Bu dava yasağın giderek anlamsızlaştığı bir dönemde açıldı. Bugün PKK’nin desteği ile Rojava ve Şengal’de IŞID’e karşı tüm insanlık adına mücadele veriliyor. Hükümette olan Hıristiyan Demokrat Partili siyasetçiler dahi, IŞİD’e karşı PKK’ye destek verilmesini tartışmışlardı. Birinci nokta bu, ikinci nokta ise: Türk hükümeti Kürt Halk Önderi Sayın Abdullah Öcalan ve PKK ile görüşmeler yaparken, Almanya hükümeti bu görüşmeleri desteklediğini ifade etmişti, fakat Almanya’da Kürtlere yönelik kendi politikasını gözden geçirmeden Kürtleri hala kriminalize ediyor ve saçma sapan davalar açıyor.
IŞİD bu kadar yoğun örgütleme çalışmaları yürütürken, giderek okullarda ve toplumun farklı alanlarında sorun haline gelmiş, fakat başsavcılık zamanını bu şekilde harcıyor. Amaç geçen seçimlerde olduğu gibi seçmenlerimin ve benim motivasyonumu kırmaktır. Ben bu soruşturmanın bana yönelik açıldığını düşünmüyorum. Seçmenlerim bana geçen seçimlerde bir misyon biçtiler ve bu misyonu yerine getirdim. Yerine getirmeseydim, bu soruşturma açılmazdı. PKK yasağının kaldırılması için çalışmalar yürütmem, Alman hükümetinin Kürtleri yönelik kriminalize etme politikasını kamuoyuna taşımam demek ki onları çok rahatsız etmiş.
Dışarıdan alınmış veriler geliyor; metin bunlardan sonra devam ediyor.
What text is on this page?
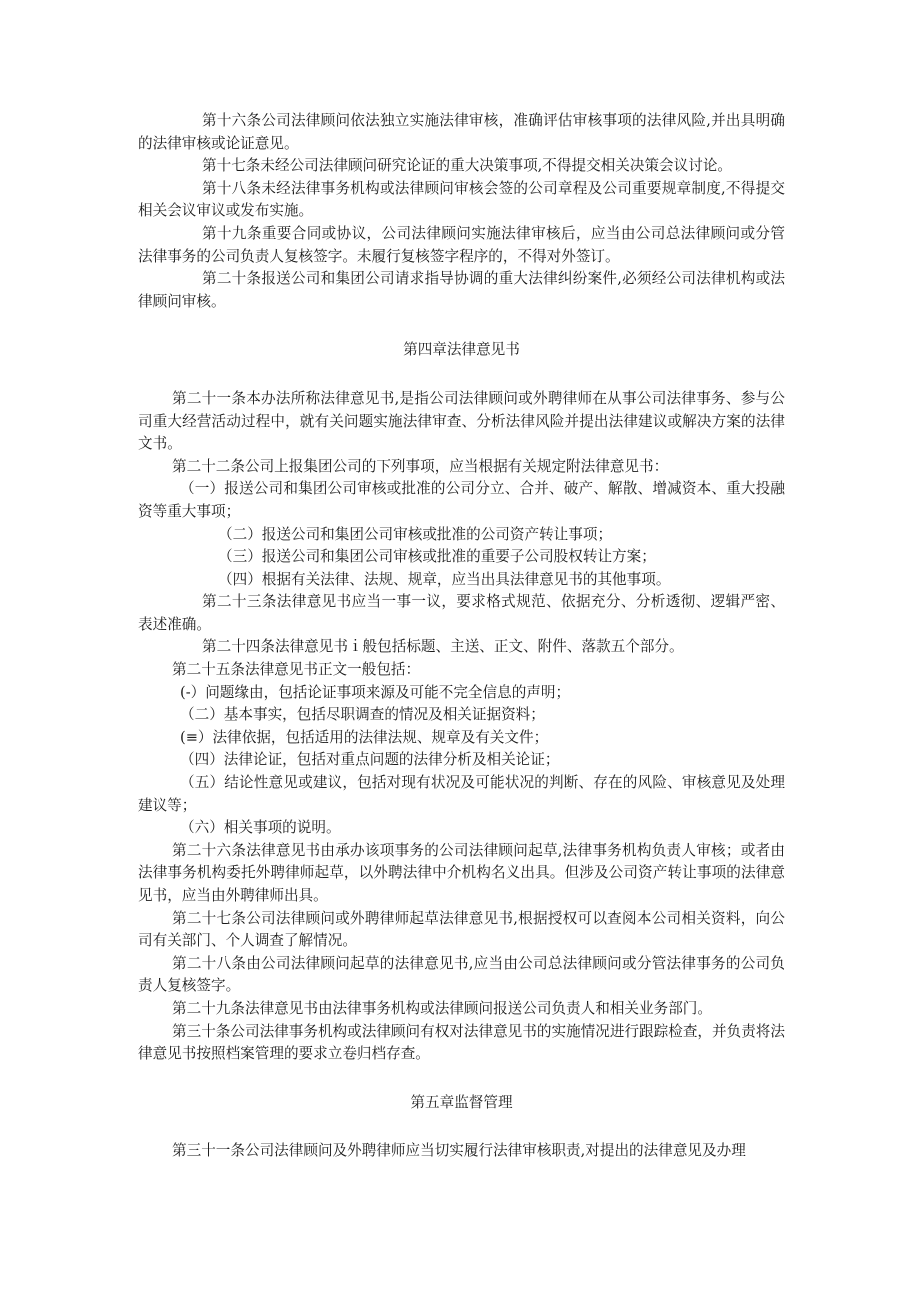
第十六条公司法律顾问依法独立实施法律审核，准确评估审核事项的法律风险,并出具明确的法律审核或论证意见。

第十七条未经公司法律顾问研究论证的重大决策事项,不得提交相关决策会议讨论。

第十八条未经法律事务机构或法律顾问审核会签的公司章程及公司重要规章制度,不得提交相关会议审议或发布实施。

第十九条重要合同或协议，公司法律顾问实施法律审核后，应当由公司总法律顾问或分管法律事务的公司负责人复核签字。未履行复核签字程序的，不得对外签订。

第二十条报送公司和集团公司请求指导协调的重大法律纠纷案件,必须经公司法律机构或法律顾问审核。

第四章法律意见书

第二十一条本办法所称法律意见书,是指公司法律顾问或外聘律师在从事公司法律事务、参与公司重大经营活动过程中，就有关问题实施法律审查、分析法律风险并提出法律建议或解决方案的法律文书。

第二十二条公司上报集团公司的下列事项，应当根据有关规定附法律意见书：

（一）报送公司和集团公司审核或批准的公司分立、合并、破产、解散、增减资本、重大投融资等重大事项；

（二）报送公司和集团公司审核或批准的公司资产转让事项；

（三）报送公司和集团公司审核或批准的重要子公司股权转让方案；

（四）根据有关法律、法规、规章，应当出具法律意见书的其他事项。

第二十三条法律意见书应当一事一议，要求格式规范、依据充分、分析透彻、逻辑严密、表述准确。

第二十四条法律意见书ｉ般包括标题、主送、正文、附件、落款五个部分。

第二十五条法律意见书正文一般包括：

(-）问题缘由，包括论证事项来源及可能不完全信息的声明；

（二）基本事实，包括尽职调查的情况及相关证据资料；

(≡）法律依据，包括适用的法律法规、规章及有关文件；

（四）法律论证，包括对重点问题的法律分析及相关论证；

（五）结论性意见或建议，包括对现有状况及可能状况的判断、存在的风险、审核意见及处理建议等；

（六）相关事项的说明。

第二十六条法律意见书由承办该项事务的公司法律顾问起草,法律事务机构负责人审核；或者由法律事务机构委托外聘律师起草，以外聘法律中介机构名义出具。但涉及公司资产转让事项的法律意见书，应当由外聘律师出具。

第二十七条公司法律顾问或外聘律师起草法律意见书,根据授权可以查阅本公司相关资料，向公司有关部门、个人调查了解情况。

第二十八条由公司法律顾问起草的法律意见书,应当由公司总法律顾问或分管法律事务的公司负责人复核签字。

第二十九条法律意见书由法律事务机构或法律顾问报送公司负责人和相关业务部门。

第三十条公司法律事务机构或法律顾问有权对法律意见书的实施情况进行跟踪检查，并负责将法律意见书按照档案管理的要求立卷归档存查。

第五章监督管理

第三十一条公司法律顾问及外聘律师应当切实履行法律审核职责,对提出的法律意见及办理
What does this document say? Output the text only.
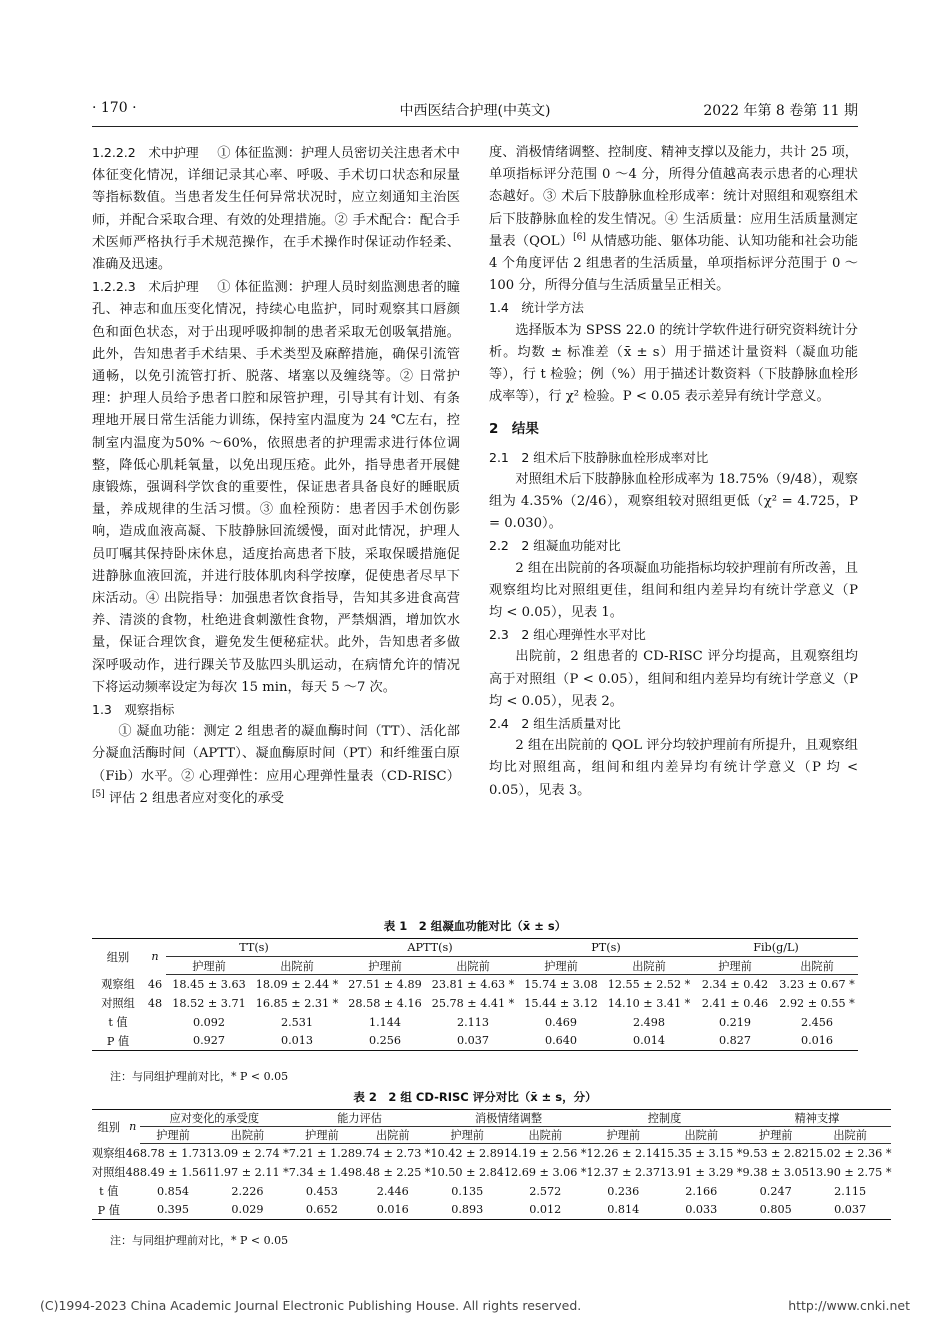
· 170 ·	中西医结合护理(中英文)	2022 年第 8 卷第 11 期

1.2.2.2　术中护理 ① 体征监测：护理人员密切关注患者术中体征变化情况，详细记录其心率、呼吸、手术切口状态和尿量等指标数值。当患者发生任何异常状况时，应立刻通知主治医师，并配合采取合理、有效的处理措施。② 手术配合：配合手术医师严格执行手术规范操作，在手术操作时保证动作轻柔、准确及迅速。

1.2.2.3　术后护理 ① 体征监测：护理人员时刻监测患者的瞳孔、神志和血压变化情况，持续心电监护，同时观察其口唇颜色和面色状态，对于出现呼吸抑制的患者采取无创吸氧措施。此外，告知患者手术结果、手术类型及麻醉措施，确保引流管通畅，以免引流管打折、脱落、堵塞以及缠绕等。② 日常护理：护理人员给予患者口腔和尿管护理，引导其有计划、有条理地开展日常生活能力训练，保持室内温度为 24 ℃左右，控制室内温度为50% ～60%，依照患者的护理需求进行体位调整，降低心肌耗氧量，以免出现压疮。此外，指导患者开展健康锻炼，强调科学饮食的重要性，保证患者具备良好的睡眠质量，养成规律的生活习惯。③ 血栓预防：患者因手术创伤影响，造成血液高凝、下肢静脉回流缓慢，面对此情况，护理人员叮嘱其保持卧床休息，适度抬高患者下肢，采取保暖措施促进静脉血液回流，并进行肢体肌肉科学按摩，促使患者尽早下床活动。④ 出院指导：加强患者饮食指导，告知其多进食高营养、清淡的食物，杜绝进食刺激性食物，严禁烟酒，增加饮水量，保证合理饮食，避免发生便秘症状。此外，告知患者多做深呼吸动作，进行踝关节及肱四头肌运动，在病情允许的情况下将运动频率设定为每次 15 min，每天 5 ～7 次。

1.3　观察指标

① 凝血功能：测定 2 组患者的凝血酶时间（TT）、活化部分凝血活酶时间（APTT）、凝血酶原时间（PT）和纤维蛋白原（Fib）水平。② 心理弹性：应用心理弹性量表（CD-RISC）[5] 评估 2 组患者应对变化的承受

度、消极情绪调整、控制度、精神支撑以及能力，共计 25 项，单项指标评分范围 0 ～4 分，所得分值越高表示患者的心理状态越好。③ 术后下肢静脉血栓形成率：统计对照组和观察组术后下肢静脉血栓的发生情况。④ 生活质量：应用生活质量测定量表（QOL）[6] 从情感功能、躯体功能、认知功能和社会功能 4 个角度评估 2 组患者的生活质量，单项指标评分范围于 0 ～100 分，所得分值与生活质量呈正相关。

1.4　统计学方法

选择版本为 SPSS 22.0 的统计学软件进行研究资料统计分析。均数 ± 标准差（x̄ ± s）用于描述计量资料（凝血功能等），行 t 检验；例（%）用于描述计数资料（下肢静脉血栓形成率等），行 χ² 检验。P < 0.05 表示差异有统计学意义。

2　结果

2.1　2 组术后下肢静脉血栓形成率对比

对照组术后下肢静脉血栓形成率为 18.75%（9/48），观察组为 4.35%（2/46），观察组较对照组更低（χ² = 4.725，P = 0.030）。

2.2　2 组凝血功能对比

2 组在出院前的各项凝血功能指标均较护理前有所改善，且观察组均比对照组更佳，组间和组内差异均有统计学意义（P 均 < 0.05），见表 1。

2.3　2 组心理弹性水平对比

出院前，2 组患者的 CD-RISC 评分均提高，且观察组均高于对照组（P < 0.05），组间和组内差异均有统计学意义（P 均 < 0.05），见表 2。

2.4　2 组生活质量对比

2 组在出院前的 QOL 评分均较护理前有所提升，且观察组均比对照组高，组间和组内差异均有统计学意义（P 均 < 0.05），见表 3。

表 1　2 组凝血功能对比（x̄ ± s）
组别	n	TT(s)		APTT(s)		PT(s)		Fib(g/L)	
		护理前	出院前	护理前	出院前	护理前	出院前	护理前	出院前
观察组	46	18.45 ± 3.63	18.09 ± 2.44 *	27.51 ± 4.89	23.81 ± 4.63 *	15.74 ± 3.08	12.55 ± 2.52 *	2.34 ± 0.42	3.23 ± 0.67 *
对照组	48	18.52 ± 3.71	16.85 ± 2.31 *	28.58 ± 4.16	25.78 ± 4.41 *	15.44 ± 3.12	14.10 ± 3.41 *	2.41 ± 0.46	2.92 ± 0.55 *
t 值		0.092	2.531	1.144	2.113	0.469	2.498	0.219	2.456
P 值		0.927	0.013	0.256	0.037	0.640	0.014	0.827	0.016
注：与同组护理前对比，* P < 0.05
表 2　2 组 CD-RISC 评分对比（x̄ ± s，分）
组别	n	应对变化的承受度		能力评估		消极情绪调整		控制度		精神支撑	
		护理前	出院前	护理前	出院前	护理前	出院前	护理前	出院前	护理前	出院前
观察组	46	8.78 ± 1.73	13.09 ± 2.74 *	7.21 ± 1.28	9.74 ± 2.73 *	10.42 ± 2.89	14.19 ± 2.56 *	12.26 ± 2.14	15.35 ± 3.15 *	9.53 ± 2.82	15.02 ± 2.36 *
对照组	48	8.49 ± 1.56	11.97 ± 2.11 *	7.34 ± 1.49	8.48 ± 2.25 *	10.50 ± 2.84	12.69 ± 3.06 *	12.37 ± 2.37	13.91 ± 3.29 *	9.38 ± 3.05	13.90 ± 2.75 *
t 值		0.854	2.226	0.453	2.446	0.135	2.572	0.236	2.166	0.247	2.115
P 值		0.395	0.029	0.652	0.016	0.893	0.012	0.814	0.033	0.805	0.037
注：与同组护理前对比，* P < 0.05
(C)1994-2023 China Academic Journal Electronic Publishing House. All rights reserved.	http://www.cnki.net
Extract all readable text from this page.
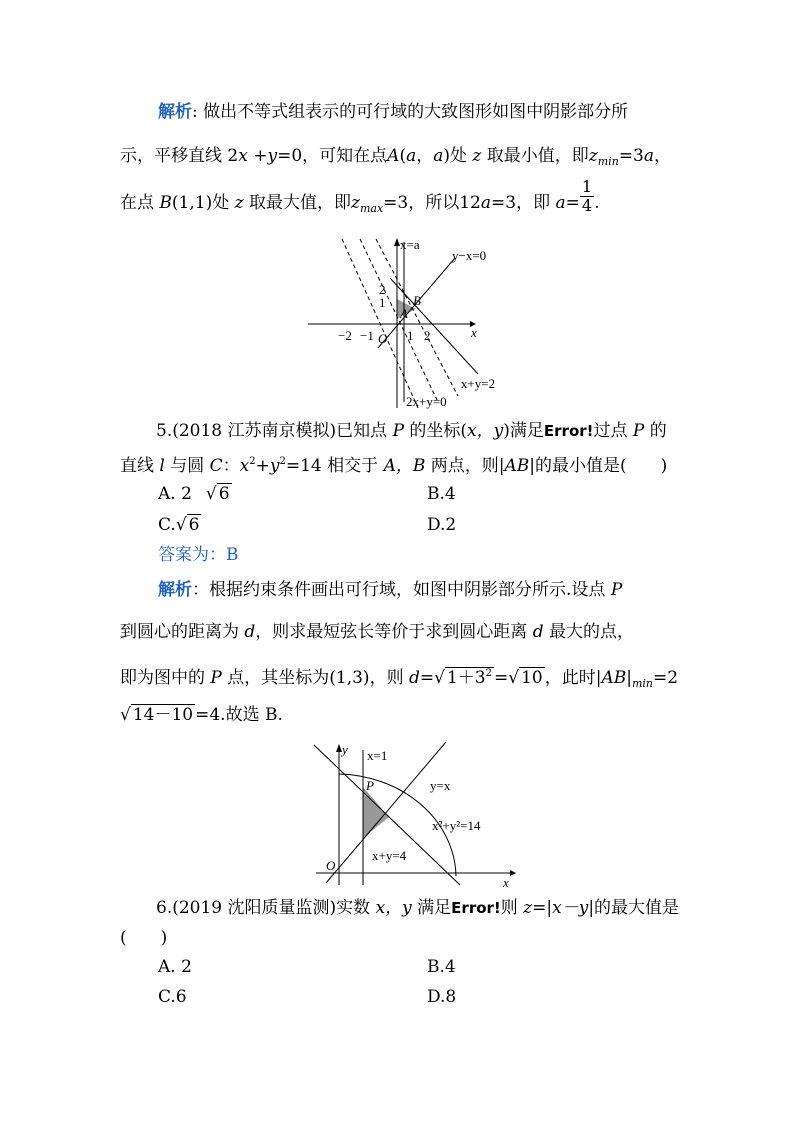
解析: 做出不等式组表示的可行域的大致图形如图中阴影部分所
示，平移直线 2x +y=0，可知在点A(a，a)处 z 取最小值，即$z_{min}=3a$，
在点 B(1,1)处 z 取最大值，即$z_{max}=3$，所以12a=3，即 $a= \frac{1}{4}$ .
x=a
y−x=0
x+y=2
2x+y=0
x
O
A
B
−2 −1	1 2
1
2
5.(2018 江苏南京模拟)已知点 P 的坐标(x，y)满足Error!过点 P 的
直线 l 与圆 C：$x^2+y^2=14$ 相交于 A，B 两点，则|AB|的最小值是(　　)
A. 2 √ 6	B.4
C.√ 6	D.2
答案为：B
解析：根据约束条件画出可行域，如图中阴影部分所示.设点 P
到圆心的距离为 d，则求最短弦长等价于求到圆心距离 d 最大的点，
即为图中的 P 点，其坐标为(1,3)，则 d=√ $1+3^2$ =√ 10 ，此时$|AB|_{min}=2$
√ 14－10 =4.故选 B.
y x=1
P	y=x
x²+y²=14
x+y=4
O
x
6.(2019 沈阳质量监测)实数 x，y 满足Error!则 z=|x－y|的最大值是
(　　)
A. 2	B.4
C.6	D.8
Ayrıca seçmenlerine vermek istediğiniz mesaj nedir?
Bu soruşturma onların bana biçtiği misyona, benim ve onların savunduğu çizgisine açılmıştır. Bu soruşturmaya verebileceğimiz en büyük cevap 15 Şubat’ta sandık başına gidip ve geçen seçimlerde ulaştığımız 10.000 tercihli oyu ikiye katlamaktır.
Cansu Özdemir kimdir?
Cansu Özdemir (26) Hamburg’da doğdu. 16 yaşında politikayla aktif ilgilenmeye başladı. Kürt özgürlük hareketi içerisinde basın, gençlik ve kadın çalışmalarında bulundu. 2011 yılında Sol Parti listesinden Hamburg Eyalet Parlamentosuna milletvekili olarak seçildi. Aynı dönemde üniversitede siyaset bilimlerini okumaya başladı.
Cansu Özdemir son dört yıldır Hamburg milletvekili olarak daha iyi bir sosyal politika için büyük emek sarf etti. Ezilenlerin ortak sesi olmak isteyen Özdemir sosyal adaletsizlik, yoksulluk, mültecilerin yasadığı sıkıntılar, konut eğitimi ve yasam maliyetinin yüksek olduğu devamlı Hamburg parlamento çatısında dile getiren konulardı.